Ephesians 2:10 ~ For we are God's handiwork, created in Christ Jesus to do good works,
which God prepared in advance for us to do.
Matthew 11:29-30 ~ Take my yoke upon you and learn from me, for I am gentle and humble in heart, and you will find rest for your souls. For my yoke is easy and my burden is light.
Mom and I closed our daycare in August. I started homeschooling Bunny (now almost 6) and Squirrely (now three and a half). The are amazing little people and I am so grateful to spend everyday with them. We have a very laid back style. Kindergarten is great because we only spend about an hour (broken up into 2 or 3 or even 4 sections throughout the day) to get everything done. For Bunny this includes math, writing, reading, art, and unit studies which are either science, history, or literature, depending on what we are studying at the time. In January, we learned about the calendar and seasons, with a little moon and planets thrown in. Right now we are on classic fairy tales. Why fairy tales? Because we can. Homeschooling equals freedom for us. It means we can learn what we want, when we want, from wherever we want. It means we can up and go to the beach for a week and not have to worry about following a school schedule.

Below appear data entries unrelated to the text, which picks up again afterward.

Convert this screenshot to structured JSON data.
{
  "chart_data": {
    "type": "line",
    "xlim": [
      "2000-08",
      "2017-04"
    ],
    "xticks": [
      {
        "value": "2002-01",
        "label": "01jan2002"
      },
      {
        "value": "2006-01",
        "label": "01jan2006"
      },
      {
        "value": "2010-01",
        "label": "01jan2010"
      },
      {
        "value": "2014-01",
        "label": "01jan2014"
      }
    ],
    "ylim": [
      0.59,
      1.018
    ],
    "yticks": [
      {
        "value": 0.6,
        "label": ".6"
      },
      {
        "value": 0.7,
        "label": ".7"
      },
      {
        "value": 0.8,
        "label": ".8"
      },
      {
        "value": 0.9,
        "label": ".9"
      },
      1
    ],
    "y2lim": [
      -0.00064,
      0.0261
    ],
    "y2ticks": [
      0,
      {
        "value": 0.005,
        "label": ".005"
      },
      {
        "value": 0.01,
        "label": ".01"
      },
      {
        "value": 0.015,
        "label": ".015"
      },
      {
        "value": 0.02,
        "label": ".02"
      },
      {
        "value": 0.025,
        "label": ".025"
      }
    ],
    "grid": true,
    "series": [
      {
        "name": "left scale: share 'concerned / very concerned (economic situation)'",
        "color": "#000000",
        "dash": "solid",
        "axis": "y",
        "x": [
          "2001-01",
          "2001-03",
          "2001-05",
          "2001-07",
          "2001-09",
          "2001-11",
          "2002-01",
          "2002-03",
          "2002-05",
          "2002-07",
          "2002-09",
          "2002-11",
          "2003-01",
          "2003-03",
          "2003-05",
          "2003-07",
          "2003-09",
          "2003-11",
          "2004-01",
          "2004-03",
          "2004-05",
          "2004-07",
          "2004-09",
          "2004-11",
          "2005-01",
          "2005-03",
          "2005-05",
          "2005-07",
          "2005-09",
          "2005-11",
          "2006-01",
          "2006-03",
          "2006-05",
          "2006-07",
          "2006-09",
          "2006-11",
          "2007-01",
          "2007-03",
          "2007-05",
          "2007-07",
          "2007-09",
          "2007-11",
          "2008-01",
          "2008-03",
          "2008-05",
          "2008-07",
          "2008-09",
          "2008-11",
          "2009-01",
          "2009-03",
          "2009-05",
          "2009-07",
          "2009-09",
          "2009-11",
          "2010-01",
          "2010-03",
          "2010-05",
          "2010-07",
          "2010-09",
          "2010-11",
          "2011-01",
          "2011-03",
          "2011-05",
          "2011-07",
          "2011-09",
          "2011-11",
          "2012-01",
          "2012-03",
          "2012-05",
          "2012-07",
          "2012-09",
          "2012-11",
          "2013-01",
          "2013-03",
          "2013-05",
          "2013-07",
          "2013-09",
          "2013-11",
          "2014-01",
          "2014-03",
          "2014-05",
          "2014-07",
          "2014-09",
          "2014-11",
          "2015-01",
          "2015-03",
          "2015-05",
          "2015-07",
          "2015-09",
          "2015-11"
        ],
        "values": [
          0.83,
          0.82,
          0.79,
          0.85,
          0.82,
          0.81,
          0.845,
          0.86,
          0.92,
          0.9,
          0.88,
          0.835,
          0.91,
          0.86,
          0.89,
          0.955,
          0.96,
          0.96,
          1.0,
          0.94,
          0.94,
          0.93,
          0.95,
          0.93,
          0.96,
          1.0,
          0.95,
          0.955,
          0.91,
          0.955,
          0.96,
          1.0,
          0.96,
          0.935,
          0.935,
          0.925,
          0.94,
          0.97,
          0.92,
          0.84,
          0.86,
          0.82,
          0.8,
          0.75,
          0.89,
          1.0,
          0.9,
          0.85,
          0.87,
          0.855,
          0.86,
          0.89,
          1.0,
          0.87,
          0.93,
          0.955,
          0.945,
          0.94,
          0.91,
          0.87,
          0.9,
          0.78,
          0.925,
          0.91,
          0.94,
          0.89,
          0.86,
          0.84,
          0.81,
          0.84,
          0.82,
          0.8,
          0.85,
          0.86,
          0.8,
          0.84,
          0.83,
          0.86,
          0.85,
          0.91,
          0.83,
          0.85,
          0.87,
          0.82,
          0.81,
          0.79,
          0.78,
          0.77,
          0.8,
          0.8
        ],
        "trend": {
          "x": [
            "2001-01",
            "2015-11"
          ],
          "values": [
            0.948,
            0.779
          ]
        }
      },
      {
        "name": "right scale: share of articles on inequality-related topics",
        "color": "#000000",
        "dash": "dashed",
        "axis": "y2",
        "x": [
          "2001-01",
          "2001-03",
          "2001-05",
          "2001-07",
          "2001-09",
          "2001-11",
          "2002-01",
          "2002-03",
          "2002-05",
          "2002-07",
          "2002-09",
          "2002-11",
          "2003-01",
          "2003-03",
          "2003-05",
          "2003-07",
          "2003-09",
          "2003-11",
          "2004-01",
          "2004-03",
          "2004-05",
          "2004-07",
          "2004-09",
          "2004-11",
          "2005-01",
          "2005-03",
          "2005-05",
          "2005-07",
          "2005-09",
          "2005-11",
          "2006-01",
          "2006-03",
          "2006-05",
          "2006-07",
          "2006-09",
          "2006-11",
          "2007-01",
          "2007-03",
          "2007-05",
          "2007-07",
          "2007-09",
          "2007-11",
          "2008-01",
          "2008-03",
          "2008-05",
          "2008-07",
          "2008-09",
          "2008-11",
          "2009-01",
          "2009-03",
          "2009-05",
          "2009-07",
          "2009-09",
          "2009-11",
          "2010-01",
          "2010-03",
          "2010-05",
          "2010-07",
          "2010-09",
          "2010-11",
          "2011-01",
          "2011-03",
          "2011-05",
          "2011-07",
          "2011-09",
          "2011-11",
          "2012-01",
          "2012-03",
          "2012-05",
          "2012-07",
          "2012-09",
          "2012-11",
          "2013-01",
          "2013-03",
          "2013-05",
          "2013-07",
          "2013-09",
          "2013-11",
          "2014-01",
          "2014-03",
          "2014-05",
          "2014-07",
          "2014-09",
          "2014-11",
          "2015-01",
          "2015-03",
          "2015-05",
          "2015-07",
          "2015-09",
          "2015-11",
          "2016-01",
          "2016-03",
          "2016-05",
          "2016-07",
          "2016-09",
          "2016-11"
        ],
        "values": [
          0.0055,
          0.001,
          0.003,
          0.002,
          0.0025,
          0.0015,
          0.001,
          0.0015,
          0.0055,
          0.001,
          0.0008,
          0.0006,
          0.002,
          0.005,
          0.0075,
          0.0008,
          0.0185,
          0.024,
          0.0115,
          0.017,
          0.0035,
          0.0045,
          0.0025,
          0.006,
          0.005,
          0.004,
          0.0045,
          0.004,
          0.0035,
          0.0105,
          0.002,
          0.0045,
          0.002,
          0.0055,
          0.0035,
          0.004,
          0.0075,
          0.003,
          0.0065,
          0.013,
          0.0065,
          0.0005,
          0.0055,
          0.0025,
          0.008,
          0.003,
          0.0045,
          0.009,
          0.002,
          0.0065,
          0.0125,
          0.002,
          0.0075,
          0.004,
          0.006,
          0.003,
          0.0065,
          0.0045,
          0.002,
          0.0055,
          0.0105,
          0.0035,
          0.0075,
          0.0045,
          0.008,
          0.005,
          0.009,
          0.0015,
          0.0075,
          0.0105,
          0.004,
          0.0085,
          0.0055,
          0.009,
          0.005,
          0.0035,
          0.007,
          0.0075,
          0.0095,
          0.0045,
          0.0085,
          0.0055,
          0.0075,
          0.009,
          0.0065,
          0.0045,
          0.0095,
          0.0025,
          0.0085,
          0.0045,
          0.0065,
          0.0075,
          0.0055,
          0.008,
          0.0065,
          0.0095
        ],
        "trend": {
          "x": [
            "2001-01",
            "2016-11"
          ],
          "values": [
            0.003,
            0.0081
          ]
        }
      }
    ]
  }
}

Homeschooling overall is actually a lot easier than I expected. The hardest part is having Mousey (now 16 months) underfoot. She wants to be a part of everything, but can't sit still or participate in much at this point. She is a little ball of energy and so much fun.
A side effect of not having daycare kids to play with every day is that Bunny and Squirrel have become the best of friends. I can hardy believe that a year ago they barely got along.
Now Mousey is joining in. They are a great group of girls.
We are still back and forth between WV and NC.
My husband's job is still here and our hearts are still there.
Leaning to relish, meant learning to look at life as an adventure.
Even the hard tings are just the up hill part of the journey.
What a crazy beautiful messy amazing adventure it is.